A father spoke at our school’s chapel service this week. He
told the story about Jesus calming the storm (he wore a life jacket and used an
oar – this dad knows his audience). And he expressed frustration at the
disciples freaking out over the storm rather than waking up Jesus who was
sleeping in the boat. Why didn’t they turn to him first? he questioned. And why
don’t we?
And that’s when I realized . . . I do turn to God first. I didn't used to, but I do now. When I have problems in my life – big ones or small ones – God really is the
first person I’m talking to, at least more often than not. Somehow over the
years, I’ve grown into the sense of being in constant conversation with God.
Not quite the way Brother Lawrence did it in The Practice of the Presence of
God (Kolin mentioned him during chapel, too), but yeah . . . it’s like he’s
always on the line for communication in either direction.

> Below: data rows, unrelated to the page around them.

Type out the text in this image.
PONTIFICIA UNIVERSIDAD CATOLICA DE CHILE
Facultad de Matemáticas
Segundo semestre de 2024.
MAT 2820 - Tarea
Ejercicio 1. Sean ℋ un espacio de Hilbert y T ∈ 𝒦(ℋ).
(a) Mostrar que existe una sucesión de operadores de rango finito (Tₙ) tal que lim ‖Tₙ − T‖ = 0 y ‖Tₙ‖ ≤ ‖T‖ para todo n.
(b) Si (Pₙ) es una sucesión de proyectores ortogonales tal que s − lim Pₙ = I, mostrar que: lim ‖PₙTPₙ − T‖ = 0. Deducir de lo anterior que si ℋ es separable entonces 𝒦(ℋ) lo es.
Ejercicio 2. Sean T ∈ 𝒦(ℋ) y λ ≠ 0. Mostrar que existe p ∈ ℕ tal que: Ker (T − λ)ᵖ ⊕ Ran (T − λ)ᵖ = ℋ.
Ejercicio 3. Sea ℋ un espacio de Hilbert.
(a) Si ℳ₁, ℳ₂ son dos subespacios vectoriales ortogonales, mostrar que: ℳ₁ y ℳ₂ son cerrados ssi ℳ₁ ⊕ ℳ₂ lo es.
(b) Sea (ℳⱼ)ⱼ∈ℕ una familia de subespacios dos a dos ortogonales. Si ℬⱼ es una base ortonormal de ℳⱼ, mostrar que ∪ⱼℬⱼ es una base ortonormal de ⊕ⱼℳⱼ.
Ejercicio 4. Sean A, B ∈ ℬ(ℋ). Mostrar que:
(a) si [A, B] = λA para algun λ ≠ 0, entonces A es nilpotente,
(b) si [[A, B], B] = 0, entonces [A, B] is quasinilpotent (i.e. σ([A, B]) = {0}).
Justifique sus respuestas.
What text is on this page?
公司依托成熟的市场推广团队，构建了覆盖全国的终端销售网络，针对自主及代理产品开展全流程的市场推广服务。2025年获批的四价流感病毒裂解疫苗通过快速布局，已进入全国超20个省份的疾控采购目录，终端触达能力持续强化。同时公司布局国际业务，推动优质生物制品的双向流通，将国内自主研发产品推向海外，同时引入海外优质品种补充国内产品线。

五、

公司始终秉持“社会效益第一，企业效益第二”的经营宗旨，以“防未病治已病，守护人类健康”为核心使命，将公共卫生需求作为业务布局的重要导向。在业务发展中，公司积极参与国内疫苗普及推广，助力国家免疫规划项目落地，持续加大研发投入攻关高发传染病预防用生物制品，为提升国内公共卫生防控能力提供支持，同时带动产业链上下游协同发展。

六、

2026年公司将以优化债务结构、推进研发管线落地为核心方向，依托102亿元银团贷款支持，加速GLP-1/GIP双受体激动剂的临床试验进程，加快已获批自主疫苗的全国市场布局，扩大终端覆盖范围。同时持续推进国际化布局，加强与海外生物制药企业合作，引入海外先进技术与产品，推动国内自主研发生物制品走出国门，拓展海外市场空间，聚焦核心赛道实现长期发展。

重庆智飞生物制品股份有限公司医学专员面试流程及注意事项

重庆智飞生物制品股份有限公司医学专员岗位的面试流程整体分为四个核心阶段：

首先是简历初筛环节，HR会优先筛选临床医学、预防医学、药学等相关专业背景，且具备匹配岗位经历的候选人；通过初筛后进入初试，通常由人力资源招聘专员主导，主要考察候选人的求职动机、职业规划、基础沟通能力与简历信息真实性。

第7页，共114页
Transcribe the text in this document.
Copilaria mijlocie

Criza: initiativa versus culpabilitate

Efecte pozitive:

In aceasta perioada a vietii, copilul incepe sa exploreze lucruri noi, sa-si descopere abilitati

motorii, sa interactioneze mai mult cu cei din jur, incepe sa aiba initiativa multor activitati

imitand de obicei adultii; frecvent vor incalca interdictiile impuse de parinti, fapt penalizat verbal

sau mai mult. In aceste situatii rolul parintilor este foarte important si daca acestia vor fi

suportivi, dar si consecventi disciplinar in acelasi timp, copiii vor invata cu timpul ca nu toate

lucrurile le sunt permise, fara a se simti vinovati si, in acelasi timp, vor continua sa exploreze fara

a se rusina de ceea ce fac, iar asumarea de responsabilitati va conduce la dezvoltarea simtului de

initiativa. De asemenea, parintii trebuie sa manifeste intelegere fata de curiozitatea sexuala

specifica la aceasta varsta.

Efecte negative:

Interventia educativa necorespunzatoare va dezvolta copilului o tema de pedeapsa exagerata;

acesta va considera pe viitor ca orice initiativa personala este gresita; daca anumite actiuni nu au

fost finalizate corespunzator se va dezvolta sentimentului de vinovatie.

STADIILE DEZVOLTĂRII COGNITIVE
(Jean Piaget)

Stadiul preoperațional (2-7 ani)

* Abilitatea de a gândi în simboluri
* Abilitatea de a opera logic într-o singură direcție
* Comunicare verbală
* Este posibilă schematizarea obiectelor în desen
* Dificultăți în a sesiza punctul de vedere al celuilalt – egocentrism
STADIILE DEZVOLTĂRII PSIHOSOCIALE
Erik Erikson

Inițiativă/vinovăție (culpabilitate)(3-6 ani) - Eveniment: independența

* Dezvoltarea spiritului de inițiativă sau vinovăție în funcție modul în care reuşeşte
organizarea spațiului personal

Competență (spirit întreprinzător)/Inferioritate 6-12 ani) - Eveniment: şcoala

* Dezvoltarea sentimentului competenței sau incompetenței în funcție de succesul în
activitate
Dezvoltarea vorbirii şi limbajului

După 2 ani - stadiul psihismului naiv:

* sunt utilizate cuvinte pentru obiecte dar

Except that I’ve been so desperate for God so often. So much
in need. So helpless. So confused. So angry at him even. So aware that he is
the only one who can do anything about the situation I’m in.
And I think that’s how I got here. Brother Lawrence was apparently able
to just discipline himself into constant conversation with the Lord. Maybe
that’s easier in a monastery. But I don’t live in a monastery, and it took
heavy trials to get me to this point in our relationship. And I suspect that’s
how it is for most of us living in the real world, unfortunately.
I wish it wasn’t that way. Because I look at friends and
especially at my children and want this kind of relationship with God for them
. . . but I don’t want them to have to go through the crap I did to get here.
In a parent meeting recently at our school (which I wasn’t
present for but heard about later), a mom shared an insight she had lately:
that when she is protecting her child from hard things, she is preventing them
from learning how to lean on the Lord.
Ohhhh . . . what a wise momma.
Our kids do need protection from some things, of course. But
it takes a lot of discernment to find that line between protection and
over-sheltering – and society these days really stinks at finding that line.
Honestly, that’s possibly an "advantage" to the kids being
grown and gone: I can’t protect them anymore. I can come beside them the
best I can to help carry the load, the way friends have done for me over the
years. But I am so, so aware that they are completely in God's hands. Really, the best thing I can do is pray for them. And although I do pray
for them to be protected from trials, I know that trials are going to come.
So my biggest prayer is that they know him intimately. That
when the storms come, their first instinct is to turn to Jesus . . . who
is already sitting in the boat with them.